Louisiana’s insurance crisis worsens a year after Hurricane Ida
NEW ORLEANS (WVUE) - With many insurance companies failing or pulling out of the state, Louisiana’s insurer of last resort has taken on more than 100,000 additional policyholders in the year since Hurricane Ida.
Now, Louisiana Citizens is seeking approval for a 63 percent rate hike for residential properties in 2023.
“I’d kind of heard it through the grapevine that this was going to happen,” said David Clements, co-owner of Clements Insurance Services. “Unfortunately, this is justified.
“No one likes it. But Citizens -- by statute -- is required to be 10 percent higher than the actuarial rate for the leading insurance carriers in the state for homeowners’ insurance.”
Some insurance companies no longer are writing new wind and hail policies in parts of the state.
“Companies have simply stopped writing,” Clements said. “They haven’t all gone belly-up. Many have gone out of business and insolvent. But because (others) are continuing to stay in business, they’re just not writing new policies.”
Louisiana Insurance Commissioner Jim Donelon told Fox 8 on Monday night about an incentive package that is in the works.
Donelon said after Hurricane Katrina, then-Gov. Kathleen Blanco lured insurance companies back to Louisiana with money from the state.
“After Katrina and Rita, she put $100 million on the table from her anticipated surplus, experiencing surpluses from the rebuild after Katrina and Rita,” Donelon said. “It worked better than any of us had any expectation.”
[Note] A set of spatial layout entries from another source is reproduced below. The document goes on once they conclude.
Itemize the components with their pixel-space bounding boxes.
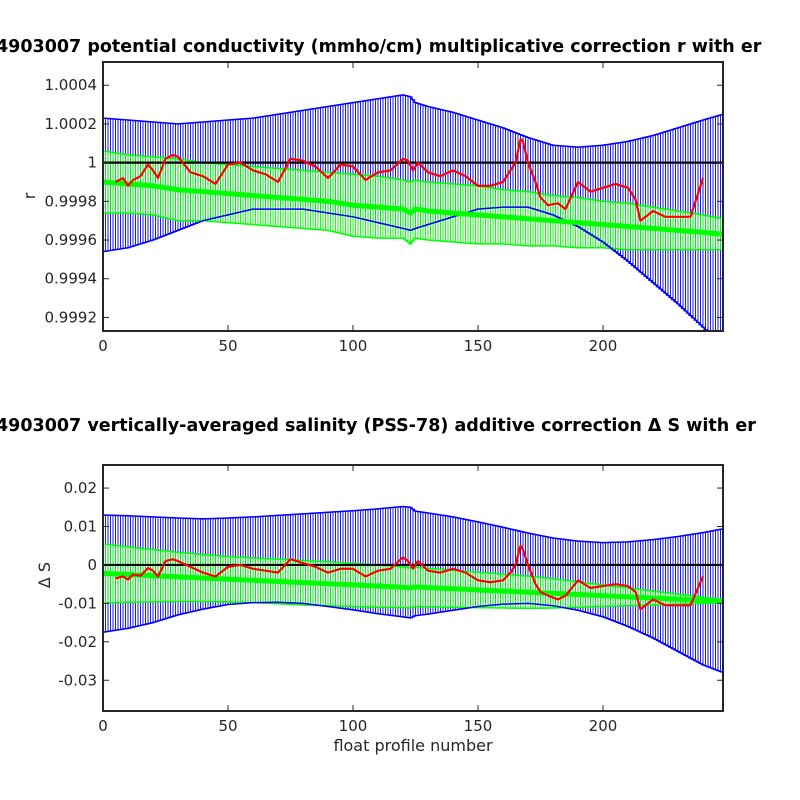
fitted-correction-line: [103, 179, 723, 237]
chart-title-1: 4903007 potential conductivity (mmho/cm)…: [0, 37, 762, 57]
y-tick-label: -0.03: [58, 671, 97, 689]
y-tick-label: 0.02: [64, 479, 97, 497]
series-group-2: [103, 505, 723, 674]
y-axis-label-2: Δ S: [35, 562, 54, 588]
x-tick-label: 50: [218, 717, 237, 735]
y-tick-label: 0.9994: [45, 270, 98, 288]
raw-correction-line: [115, 544, 705, 611]
x-axis-label: float profile number: [333, 736, 493, 755]
y-tick-label: 0.01: [64, 518, 97, 536]
y-tick-label: -0.02: [58, 633, 97, 651]
x-tick-label: 0: [98, 337, 108, 355]
x-tick-label: 50: [218, 337, 237, 355]
x-tick-label: 150: [464, 717, 493, 735]
y-tick-label: 1.0004: [45, 76, 98, 94]
chart-title-2: 4903007 vertically-averaged salinity (PS…: [0, 416, 756, 436]
outer-envelope-lower: [103, 601, 723, 674]
outer-envelope-lower: [103, 206, 709, 331]
raw-correction-line: [114, 138, 705, 222]
x-tick-label: 150: [464, 337, 493, 355]
inner-envelope-lower: [105, 212, 721, 251]
axes-frame-1: [102, 61, 724, 332]
x-tick-label: 0: [98, 717, 108, 735]
y-tick-label: 0.9992: [45, 308, 98, 326]
outer-envelope-upper: [103, 94, 723, 148]
axes-frame-2: [102, 464, 724, 712]
plot-area-2: 0 50 100 150 200 -0.03 -0.02 -0.01 0 0.01 0.02: [58, 464, 724, 735]
y-tick-label: 1.0002: [45, 115, 98, 133]
y-tick-label: 1: [87, 154, 97, 172]
outer-envelope-upper: [103, 505, 723, 544]
y-tick-label: 0: [87, 556, 97, 574]
series-group-1: [103, 94, 723, 331]
x-tick-label: 100: [339, 717, 368, 735]
y-tick-label: 0.9996: [45, 231, 98, 249]
inner-envelope-lower: [105, 600, 721, 610]
x-tick-label: 200: [589, 717, 618, 735]
y-axis-label-1: r: [20, 192, 39, 199]
x-tick-label: 100: [339, 337, 368, 355]
y-tick-label: -0.01: [58, 594, 97, 612]
fitted-correction-line: [103, 570, 723, 604]
y-tick-label: 0.9998: [45, 192, 98, 210]
x-tick-label: 200: [589, 337, 618, 355]
plot-area-1: 0 50 100 150 200 0.9992 0.9994 0.9996 0.9998 1 1.0…: [45, 61, 724, 355]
Insurance costs also can affect homeowners’ monthly mortgage payments.
“That’s something that I’m really worried about,” Clements said. “I’m worried that if you combine the increased cost of people’s mortgages, because of insurance, that we’re going to run into a housing crisis.
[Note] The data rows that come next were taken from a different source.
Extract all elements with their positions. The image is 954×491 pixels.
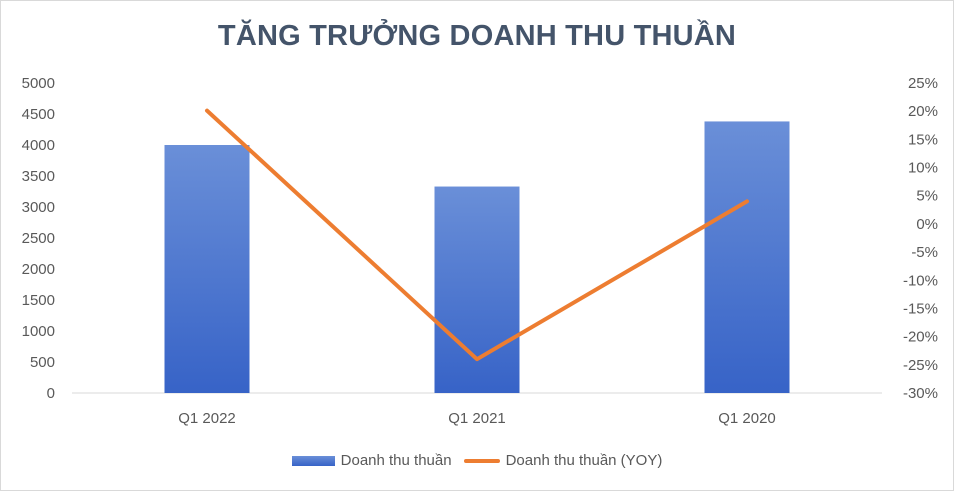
y-left-tick-label: 500 — [30, 354, 55, 371]
y-right-tick-label: -25% — [903, 357, 938, 374]
y-right-tick-label: -30% — [903, 385, 938, 402]
chart-title: TĂNG TRƯỞNG DOANH THU THUẦN — [217, 20, 737, 52]
y-left-tick-label: 2000 — [22, 261, 55, 278]
x-tick-label: Q1 2021 — [448, 410, 506, 427]
y-left-tick-label: 5000 — [22, 75, 55, 92]
y-right-tick-label: -15% — [903, 300, 938, 317]
y-right-tick-label: -5% — [911, 244, 938, 261]
x-tick-label: Q1 2020 — [718, 410, 776, 427]
y-left-tick-label: 2500 — [22, 230, 55, 247]
legend-swatch-line — [463, 458, 500, 463]
legend-label-bar: Doanh thu thuần — [340, 452, 452, 469]
y-left-tick-label: 3500 — [22, 168, 55, 185]
y-left-tick-label: 0 — [47, 385, 55, 402]
y-right-tick-label: 20% — [908, 103, 938, 120]
y-left-tick-label: 4000 — [22, 137, 55, 154]
y-left-tick-label: 1000 — [22, 323, 55, 340]
y-right-tick-label: 10% — [908, 160, 938, 177]
y-right-tick-label: 0% — [916, 216, 938, 233]
y-right-tick-label: -20% — [903, 329, 938, 346]
legend-item-line: Doanh thu thuần (YOY) — [463, 452, 663, 469]
y-right-tick-label: 15% — [908, 131, 938, 148]
y-left-tick-label: 1500 — [22, 292, 55, 309]
y-left-tick-label: 4500 — [22, 106, 55, 123]
y-right-tick-label: -10% — [903, 272, 938, 289]
legend-label-line: Doanh thu thuần (YOY) — [505, 452, 663, 469]
chart-legend: Doanh thu thuần Doanh thu thuần (YOY) — [0, 452, 954, 469]
y-left-tick-label: 3000 — [22, 199, 55, 216]
legend-swatch-bar — [291, 455, 335, 466]
y-right-tick-label: 5% — [916, 188, 938, 205]
bar — [164, 145, 250, 393]
x-tick-label: Q1 2022 — [178, 410, 236, 427]
legend-item-bar: Doanh thu thuần — [291, 452, 452, 469]
bar — [434, 186, 520, 393]
bar — [704, 121, 790, 393]
y-right-tick-label: 25% — [908, 75, 938, 92]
“People have to be able to pay their notes and keep paying their mortgage monthly, in order to keep their homes. And that’s got to be the most important thing, to keep people in their homes.”
If Louisiana were to be spared this hurricane season, it could make a big difference.
“If we could get through another storm season, and finish out this storm season without getting beat up too bad, then we might see those rates creep back down,” Clements said.